Enregistré et mixé au studio Audio Line par Vladimír Holek, assisté de Martin Frola.

Artwork : Peter Ferebauer.

line up

Pavel Fajt (batterie, percussions, voix), Jiří Kolšovský (voix, guitare, flûte), Josef Ostřanský (guitare électrique, voix), Vladimír Václavek (basse, voix, guitare, grosse caisse), Zdeněk Plachý (claviers, piano)

chronique

Du prog ? Mais qui progresserait vers quoi ? Du R.I.O. – Rock In Opposition ? Mais qui s'érigerait contre quoi ? … Cette musique est pleine de questions, de doutes, d'inquiétude. Le jeu, pourtant, est solide, les constructions ne fuient pas la complexité – ne l'affichent pas non-plus comme un écran qui masquerait sa substance (ou son absence de substance). Dunaj jouent dans un pays en plein changement – un régime a disparu, une frontière viendra bientôt s'ajouter (pacifiquement, pour une fois), la Tchécoslovaquie va se scinder, ce côté-ci de la ligne se renommer République Tchèque, Tchéquie. À Berlin le mur est tombé, déjà. Il n'empêche : de ce disque n'émane pas une joie franche, un soulagement. Une liberté, oui... Mais une qui cherche, joue avec son équilibre – nouveau, révélé ou gardé jusqu'ici, développé, conquis plus tôt. Une qui observe les points où tout pourrait glisser, déraper.

Rosol veut dire « Gelée » – comme substance gluante, semble-t-il, plutôt que comme « période de gel ». C'est vrai que quelque chose poisse, là-dedans, encollant ce qui la touche, s'y risque. Rosol exsude quelque chose de noir, d'anthracite, de... Pas clair, dans tous les sens du terme. En parlant de froid, de glace : Rosol exhale une aura qui saisit comme ça, aussi, où la vapeur qu'on respire se condense, fait voile et volutes. L'ambiance est habitée, hantée par les spectres d'êtres pourtant pas morts – seulement dissimulés derrière ces voiles que soufflent les bouches et crachent les instruments. Il faut être discret, ne pas tout de suite s'ouvrir – une police ou l'autre est toujours là, une milice, à guetter. C'est méandreux, cette musique, autant que précis, presque maniaquement – le nom du groupe après tout veut dire Danube. C'est vaste, parfois tumultueux. L'écoulement varie, les tours, les profondeurs. Les rivages... On les contemple de plus ou moins près, comme tout ce qui flotte à la surface et dans l'atmosphère.

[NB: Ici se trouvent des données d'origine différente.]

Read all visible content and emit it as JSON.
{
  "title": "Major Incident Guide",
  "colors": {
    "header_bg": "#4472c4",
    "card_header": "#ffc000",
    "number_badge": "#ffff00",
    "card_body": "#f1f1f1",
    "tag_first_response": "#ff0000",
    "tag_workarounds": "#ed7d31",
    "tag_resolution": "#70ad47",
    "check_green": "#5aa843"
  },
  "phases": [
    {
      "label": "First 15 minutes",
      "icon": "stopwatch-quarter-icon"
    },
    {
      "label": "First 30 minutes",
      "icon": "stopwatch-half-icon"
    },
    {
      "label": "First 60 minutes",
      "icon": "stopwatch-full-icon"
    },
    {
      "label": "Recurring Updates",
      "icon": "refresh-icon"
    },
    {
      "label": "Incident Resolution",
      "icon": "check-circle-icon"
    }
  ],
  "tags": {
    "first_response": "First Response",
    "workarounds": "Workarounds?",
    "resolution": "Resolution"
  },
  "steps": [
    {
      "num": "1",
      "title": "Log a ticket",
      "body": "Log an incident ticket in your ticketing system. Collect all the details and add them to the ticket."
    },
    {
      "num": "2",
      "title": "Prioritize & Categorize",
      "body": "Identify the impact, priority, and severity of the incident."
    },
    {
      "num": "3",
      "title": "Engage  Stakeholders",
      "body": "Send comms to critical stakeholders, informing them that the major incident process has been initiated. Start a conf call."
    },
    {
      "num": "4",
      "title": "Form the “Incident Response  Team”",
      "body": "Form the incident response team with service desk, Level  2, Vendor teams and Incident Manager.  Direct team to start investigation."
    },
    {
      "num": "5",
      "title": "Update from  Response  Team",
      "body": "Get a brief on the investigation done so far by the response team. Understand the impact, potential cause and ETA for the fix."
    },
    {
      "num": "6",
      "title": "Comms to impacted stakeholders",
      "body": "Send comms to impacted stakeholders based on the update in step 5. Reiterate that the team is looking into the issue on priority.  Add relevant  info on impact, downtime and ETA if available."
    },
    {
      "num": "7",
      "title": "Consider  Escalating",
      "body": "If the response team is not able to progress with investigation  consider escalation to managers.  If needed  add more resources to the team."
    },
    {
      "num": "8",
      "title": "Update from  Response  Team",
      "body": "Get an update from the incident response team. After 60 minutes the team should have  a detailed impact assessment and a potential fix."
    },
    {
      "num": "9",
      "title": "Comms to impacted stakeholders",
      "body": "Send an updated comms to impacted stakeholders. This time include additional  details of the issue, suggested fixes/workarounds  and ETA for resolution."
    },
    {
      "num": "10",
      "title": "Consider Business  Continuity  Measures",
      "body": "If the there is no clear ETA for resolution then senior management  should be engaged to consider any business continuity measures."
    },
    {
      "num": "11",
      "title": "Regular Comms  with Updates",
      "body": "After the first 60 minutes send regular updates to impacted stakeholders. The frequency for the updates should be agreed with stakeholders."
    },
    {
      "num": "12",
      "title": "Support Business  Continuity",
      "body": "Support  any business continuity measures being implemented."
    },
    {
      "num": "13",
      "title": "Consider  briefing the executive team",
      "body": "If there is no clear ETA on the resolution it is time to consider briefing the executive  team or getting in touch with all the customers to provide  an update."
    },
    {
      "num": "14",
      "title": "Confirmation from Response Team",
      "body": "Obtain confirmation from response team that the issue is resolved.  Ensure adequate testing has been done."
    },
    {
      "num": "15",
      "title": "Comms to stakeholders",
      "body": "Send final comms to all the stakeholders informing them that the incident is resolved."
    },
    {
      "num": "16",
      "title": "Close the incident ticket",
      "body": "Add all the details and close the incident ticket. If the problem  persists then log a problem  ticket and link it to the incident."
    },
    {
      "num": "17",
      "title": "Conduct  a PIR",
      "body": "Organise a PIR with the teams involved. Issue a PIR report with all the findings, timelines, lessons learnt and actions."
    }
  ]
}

J'ai toujours trouvé ce disque nocturne – ou mieux, je m'y sens toujours comme en zone transitoire en terme de lumière, de qualité de l'air. Un crépuscule sur un quartier dont elle enrobe, magnifie les lignes, les volumes, son électricité en dévoilant en même temps sans pitié, sans fausse pudeur, les contours, en éclairant, en séparant les zones. On s'y trouve un peu comme le gosse sur la pochette – à la fois émerveillé et frappé de stupeur, arrêté. Pour le gamin en question on se dit qu'il y a de quoi, quand on connaît l'histoire – un certain Harold Whitters, sourd de naissance, âgé de quatre ans au moment du cliché et qui, appareillé, entend ainsi pour la première fois. Bien sûr, l'ampleur du choc n'est pas la même – découvrir un disque, un groupe, n'est pas se trouver un sens supplémentaire. Mais tout de même : se ramasser pour la première fois un titre comme Tichounce – avec sa batterie raide et roulante à la fois, ses synthés de valse industrielle, ses guitares au fil aigu, aux pointes réfrigérées – peut, décidément, laisser pantois. Et puis au vrai, pas seulement celle-ci. Et puis partout ces cris, ces éclats de voix parfois tordus, contrefaits, déformés. Quelque chose d'un peu freak, dans tout ça – mais sans le folklore baraque de cirque, dans un autre secteur du terrain vague, dans ce plan qui se modifie sans cesse, ne se fixe pas à la surface du papier où l'on tente de le relever.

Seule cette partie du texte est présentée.